Mit der Bestätigung von Torsten Jöcks im Amt des Vorsitzenden ist die Jahresversammlung des Fachverbandes Hannoverscher Bestatter am Donnerstagabend zu Ende gegangen. Wiedergewählt wurde auch Renate Unbescheiden als Kassenwartin. Bestätigt wurde zudem Pressesprecher und Berater Axel Emmert.

Traditionell hatte der Vorstand in das Restaurant Bischofshol eingeladen. Bei mehr als sommerlich warmen Temperaturen absolvierten die Vertreter der Mitgliedsbetriebe ihre Tagesordnung – nicht ohne die eine oder andere „hitzige“ Diskussion.
  

Fachverband Hannoverscher Bestatter e. V.

Nach gut 70 Jahren seit der Gründung des Fachverbandes, wurde auch über die künftige Linie und die Frage „Wie soll es weitergehen?“ diskutiert.

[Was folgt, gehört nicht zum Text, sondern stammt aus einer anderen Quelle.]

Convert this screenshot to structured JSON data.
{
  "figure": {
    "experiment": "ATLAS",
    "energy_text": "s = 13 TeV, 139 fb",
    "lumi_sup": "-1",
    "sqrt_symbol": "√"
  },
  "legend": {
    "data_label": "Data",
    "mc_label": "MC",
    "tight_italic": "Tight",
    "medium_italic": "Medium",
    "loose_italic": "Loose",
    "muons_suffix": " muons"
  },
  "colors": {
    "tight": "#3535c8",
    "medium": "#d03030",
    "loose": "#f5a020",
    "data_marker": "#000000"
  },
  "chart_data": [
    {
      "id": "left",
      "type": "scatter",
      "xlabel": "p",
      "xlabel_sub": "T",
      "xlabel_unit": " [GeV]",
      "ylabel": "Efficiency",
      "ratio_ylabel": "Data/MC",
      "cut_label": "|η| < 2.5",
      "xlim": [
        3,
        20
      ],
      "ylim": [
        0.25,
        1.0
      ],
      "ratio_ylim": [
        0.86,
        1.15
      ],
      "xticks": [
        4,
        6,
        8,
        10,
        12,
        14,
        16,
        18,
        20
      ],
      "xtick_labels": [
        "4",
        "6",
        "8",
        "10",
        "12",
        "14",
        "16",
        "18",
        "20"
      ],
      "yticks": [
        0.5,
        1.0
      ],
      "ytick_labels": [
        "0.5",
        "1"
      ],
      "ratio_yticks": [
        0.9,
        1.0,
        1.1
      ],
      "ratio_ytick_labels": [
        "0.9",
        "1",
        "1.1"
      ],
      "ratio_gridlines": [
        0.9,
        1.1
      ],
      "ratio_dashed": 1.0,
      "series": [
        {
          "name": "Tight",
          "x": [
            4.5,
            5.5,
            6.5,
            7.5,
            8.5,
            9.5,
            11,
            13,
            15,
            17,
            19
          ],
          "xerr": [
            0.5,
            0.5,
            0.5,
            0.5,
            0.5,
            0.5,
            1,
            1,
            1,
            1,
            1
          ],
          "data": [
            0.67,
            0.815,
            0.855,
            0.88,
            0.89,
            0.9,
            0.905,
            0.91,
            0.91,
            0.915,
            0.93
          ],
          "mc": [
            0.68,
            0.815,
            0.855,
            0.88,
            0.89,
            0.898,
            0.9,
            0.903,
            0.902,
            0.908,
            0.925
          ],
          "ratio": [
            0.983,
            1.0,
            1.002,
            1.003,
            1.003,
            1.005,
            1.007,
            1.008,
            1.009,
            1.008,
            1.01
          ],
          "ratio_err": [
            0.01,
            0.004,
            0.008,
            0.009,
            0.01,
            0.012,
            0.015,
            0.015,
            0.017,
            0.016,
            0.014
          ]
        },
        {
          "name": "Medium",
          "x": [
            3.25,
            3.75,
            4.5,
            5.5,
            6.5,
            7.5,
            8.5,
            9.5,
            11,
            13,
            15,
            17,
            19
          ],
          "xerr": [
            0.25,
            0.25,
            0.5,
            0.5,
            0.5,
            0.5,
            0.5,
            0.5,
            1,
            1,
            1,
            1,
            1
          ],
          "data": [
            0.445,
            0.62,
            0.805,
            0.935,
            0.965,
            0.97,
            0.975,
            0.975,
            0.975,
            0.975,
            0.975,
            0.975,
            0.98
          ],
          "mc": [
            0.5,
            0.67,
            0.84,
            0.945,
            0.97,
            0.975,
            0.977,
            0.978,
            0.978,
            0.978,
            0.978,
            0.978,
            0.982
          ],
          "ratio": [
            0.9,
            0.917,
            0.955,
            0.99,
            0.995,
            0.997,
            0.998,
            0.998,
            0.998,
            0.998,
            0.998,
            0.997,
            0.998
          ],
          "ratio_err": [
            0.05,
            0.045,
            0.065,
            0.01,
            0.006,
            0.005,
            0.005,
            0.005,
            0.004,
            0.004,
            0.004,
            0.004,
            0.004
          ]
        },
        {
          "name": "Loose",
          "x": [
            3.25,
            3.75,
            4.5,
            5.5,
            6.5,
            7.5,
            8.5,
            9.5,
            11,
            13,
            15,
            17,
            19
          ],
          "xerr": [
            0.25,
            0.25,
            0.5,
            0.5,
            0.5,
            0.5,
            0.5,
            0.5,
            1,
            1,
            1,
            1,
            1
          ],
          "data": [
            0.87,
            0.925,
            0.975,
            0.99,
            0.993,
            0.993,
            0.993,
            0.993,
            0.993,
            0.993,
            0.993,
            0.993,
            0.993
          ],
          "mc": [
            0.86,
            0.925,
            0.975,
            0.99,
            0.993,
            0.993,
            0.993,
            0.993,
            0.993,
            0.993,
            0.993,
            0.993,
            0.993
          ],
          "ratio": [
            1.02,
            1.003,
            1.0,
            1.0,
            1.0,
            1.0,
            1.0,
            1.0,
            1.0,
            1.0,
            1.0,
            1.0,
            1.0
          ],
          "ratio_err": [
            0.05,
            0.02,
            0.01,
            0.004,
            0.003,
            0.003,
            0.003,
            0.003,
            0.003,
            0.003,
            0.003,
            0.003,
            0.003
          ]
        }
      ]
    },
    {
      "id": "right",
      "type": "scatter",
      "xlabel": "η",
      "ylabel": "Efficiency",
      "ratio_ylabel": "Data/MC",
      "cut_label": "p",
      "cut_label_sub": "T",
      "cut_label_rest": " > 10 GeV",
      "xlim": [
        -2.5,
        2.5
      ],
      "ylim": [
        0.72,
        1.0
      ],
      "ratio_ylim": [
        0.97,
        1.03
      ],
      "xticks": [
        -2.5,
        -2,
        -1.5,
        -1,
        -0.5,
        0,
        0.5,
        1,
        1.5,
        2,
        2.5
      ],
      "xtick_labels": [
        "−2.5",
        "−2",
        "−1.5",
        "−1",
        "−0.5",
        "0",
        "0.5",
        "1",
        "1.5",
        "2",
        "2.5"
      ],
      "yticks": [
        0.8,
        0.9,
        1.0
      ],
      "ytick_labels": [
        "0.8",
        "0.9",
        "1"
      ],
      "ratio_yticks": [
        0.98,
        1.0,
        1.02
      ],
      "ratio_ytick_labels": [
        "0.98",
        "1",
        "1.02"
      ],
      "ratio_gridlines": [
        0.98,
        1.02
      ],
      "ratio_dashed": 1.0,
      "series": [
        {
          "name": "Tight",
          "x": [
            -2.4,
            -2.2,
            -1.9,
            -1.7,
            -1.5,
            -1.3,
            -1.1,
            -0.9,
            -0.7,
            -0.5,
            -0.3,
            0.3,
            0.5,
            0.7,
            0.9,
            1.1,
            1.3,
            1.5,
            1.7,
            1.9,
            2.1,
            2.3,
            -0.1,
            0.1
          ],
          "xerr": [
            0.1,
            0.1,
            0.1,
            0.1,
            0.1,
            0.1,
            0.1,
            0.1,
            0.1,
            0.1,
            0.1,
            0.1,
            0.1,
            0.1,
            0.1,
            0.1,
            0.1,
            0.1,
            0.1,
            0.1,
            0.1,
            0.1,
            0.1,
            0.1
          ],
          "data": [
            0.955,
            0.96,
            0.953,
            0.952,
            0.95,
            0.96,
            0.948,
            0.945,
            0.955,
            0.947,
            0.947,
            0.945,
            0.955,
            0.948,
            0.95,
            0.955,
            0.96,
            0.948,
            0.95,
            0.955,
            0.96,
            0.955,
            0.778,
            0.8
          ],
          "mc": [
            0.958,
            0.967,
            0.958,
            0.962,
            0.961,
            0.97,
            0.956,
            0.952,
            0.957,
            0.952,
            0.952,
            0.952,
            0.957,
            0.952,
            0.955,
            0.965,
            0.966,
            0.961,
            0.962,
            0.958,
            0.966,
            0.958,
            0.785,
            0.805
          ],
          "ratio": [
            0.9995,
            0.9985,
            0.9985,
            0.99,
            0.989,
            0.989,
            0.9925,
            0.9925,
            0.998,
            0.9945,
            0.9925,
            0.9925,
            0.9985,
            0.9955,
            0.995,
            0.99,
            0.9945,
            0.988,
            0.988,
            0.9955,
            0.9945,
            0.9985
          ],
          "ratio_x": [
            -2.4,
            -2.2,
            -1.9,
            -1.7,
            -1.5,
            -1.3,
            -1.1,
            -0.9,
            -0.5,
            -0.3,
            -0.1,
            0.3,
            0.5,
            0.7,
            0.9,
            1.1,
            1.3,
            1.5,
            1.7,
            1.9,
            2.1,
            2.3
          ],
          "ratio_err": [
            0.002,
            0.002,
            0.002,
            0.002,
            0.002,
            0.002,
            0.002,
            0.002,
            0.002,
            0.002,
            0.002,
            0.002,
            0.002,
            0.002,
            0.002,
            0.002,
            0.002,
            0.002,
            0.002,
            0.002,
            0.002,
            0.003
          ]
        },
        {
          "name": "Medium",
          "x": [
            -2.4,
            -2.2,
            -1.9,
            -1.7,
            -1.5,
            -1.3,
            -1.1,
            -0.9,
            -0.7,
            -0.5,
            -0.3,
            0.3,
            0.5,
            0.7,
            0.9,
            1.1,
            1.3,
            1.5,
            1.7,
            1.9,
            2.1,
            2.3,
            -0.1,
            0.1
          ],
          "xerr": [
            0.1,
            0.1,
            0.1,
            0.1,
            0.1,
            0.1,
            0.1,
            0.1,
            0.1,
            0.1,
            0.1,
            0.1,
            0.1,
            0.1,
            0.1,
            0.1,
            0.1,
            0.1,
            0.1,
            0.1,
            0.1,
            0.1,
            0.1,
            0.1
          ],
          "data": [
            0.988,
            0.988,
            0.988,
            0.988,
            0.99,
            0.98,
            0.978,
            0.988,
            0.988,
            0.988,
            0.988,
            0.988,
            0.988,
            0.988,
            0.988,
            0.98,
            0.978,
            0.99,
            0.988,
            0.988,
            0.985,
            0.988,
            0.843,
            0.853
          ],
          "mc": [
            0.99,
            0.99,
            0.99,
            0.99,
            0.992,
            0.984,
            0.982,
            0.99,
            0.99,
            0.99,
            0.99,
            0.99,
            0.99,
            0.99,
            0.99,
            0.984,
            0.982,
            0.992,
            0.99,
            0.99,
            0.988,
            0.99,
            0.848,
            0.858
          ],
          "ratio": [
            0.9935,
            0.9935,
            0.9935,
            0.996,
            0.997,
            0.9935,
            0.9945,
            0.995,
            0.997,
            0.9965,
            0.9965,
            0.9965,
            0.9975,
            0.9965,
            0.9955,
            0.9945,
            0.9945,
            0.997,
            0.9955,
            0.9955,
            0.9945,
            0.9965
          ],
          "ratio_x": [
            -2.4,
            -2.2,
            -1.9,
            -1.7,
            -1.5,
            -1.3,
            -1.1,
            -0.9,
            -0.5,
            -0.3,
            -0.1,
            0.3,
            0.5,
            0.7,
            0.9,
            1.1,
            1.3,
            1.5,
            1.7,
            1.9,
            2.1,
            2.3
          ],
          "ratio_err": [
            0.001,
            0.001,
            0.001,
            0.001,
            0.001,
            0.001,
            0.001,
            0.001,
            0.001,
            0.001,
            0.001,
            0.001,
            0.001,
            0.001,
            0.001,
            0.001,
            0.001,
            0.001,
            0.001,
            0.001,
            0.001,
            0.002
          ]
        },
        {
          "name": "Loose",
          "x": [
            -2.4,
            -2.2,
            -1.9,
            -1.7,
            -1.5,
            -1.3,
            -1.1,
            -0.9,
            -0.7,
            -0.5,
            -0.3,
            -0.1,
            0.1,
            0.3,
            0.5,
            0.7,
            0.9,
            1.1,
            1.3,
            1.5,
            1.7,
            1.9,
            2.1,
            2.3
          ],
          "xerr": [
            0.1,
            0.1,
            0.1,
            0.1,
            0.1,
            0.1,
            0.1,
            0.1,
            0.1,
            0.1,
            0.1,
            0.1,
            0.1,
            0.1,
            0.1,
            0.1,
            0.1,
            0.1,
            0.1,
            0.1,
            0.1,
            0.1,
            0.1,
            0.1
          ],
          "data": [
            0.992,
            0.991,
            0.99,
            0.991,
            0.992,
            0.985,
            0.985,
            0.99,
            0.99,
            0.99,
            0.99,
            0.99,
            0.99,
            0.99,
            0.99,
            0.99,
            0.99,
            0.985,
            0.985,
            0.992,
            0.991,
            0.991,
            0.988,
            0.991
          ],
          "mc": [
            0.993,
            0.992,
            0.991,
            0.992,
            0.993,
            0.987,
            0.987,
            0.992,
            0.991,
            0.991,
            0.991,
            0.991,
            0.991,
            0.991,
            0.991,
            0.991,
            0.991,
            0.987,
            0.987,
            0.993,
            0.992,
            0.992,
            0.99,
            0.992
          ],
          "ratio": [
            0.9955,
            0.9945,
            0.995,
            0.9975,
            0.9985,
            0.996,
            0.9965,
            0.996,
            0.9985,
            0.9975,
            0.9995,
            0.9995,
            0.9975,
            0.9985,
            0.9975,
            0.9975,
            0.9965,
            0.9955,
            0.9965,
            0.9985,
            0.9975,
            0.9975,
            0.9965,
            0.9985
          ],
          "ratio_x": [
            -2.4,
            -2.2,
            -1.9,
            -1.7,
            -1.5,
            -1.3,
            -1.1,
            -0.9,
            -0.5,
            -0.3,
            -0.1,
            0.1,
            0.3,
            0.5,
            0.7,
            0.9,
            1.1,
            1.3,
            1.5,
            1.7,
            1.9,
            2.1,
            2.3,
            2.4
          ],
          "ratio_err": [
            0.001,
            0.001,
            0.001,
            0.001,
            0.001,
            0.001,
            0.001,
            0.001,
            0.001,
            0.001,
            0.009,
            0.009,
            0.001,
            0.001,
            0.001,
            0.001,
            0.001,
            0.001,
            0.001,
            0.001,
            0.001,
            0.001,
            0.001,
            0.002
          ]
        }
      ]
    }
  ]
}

Am Ende stand aber fest, wie der Vorsitzende Torsten Jöcks betonte: „Nur gemeinsam sind wir stark und können uns erfolgreich gegen die vielen Mitbewerber aus dem Discounter-Bestatter-Angebot sowie ausländischen Mitbewerber behaupten.“

Lars Barnstorf kommt mit Vortrag gut an

Wie es mit guten gemeinsamen Ideen erfolgreich weitergehen kann, das demonstrierte Lars Barnstorf, Vermarktungsleiter Hannover Stadt der Madsack Mediengruppe. Sein Vortrag über eine neue Homepage für den Fachverband, diverse Werbekampagnen und eine geschickte Strategie bei der Verbesserung der Rankings bei Google-Aufrufen machte deutlich, dass es schon mit relativ überschaubarem Einsatz möglich ist, viel zu erreichen. „Wir von der Madsack Mediengruppe verzahnen die Mitgliedsbetriebe mit einer durchgängigen Werbestrategie“, erklärte er.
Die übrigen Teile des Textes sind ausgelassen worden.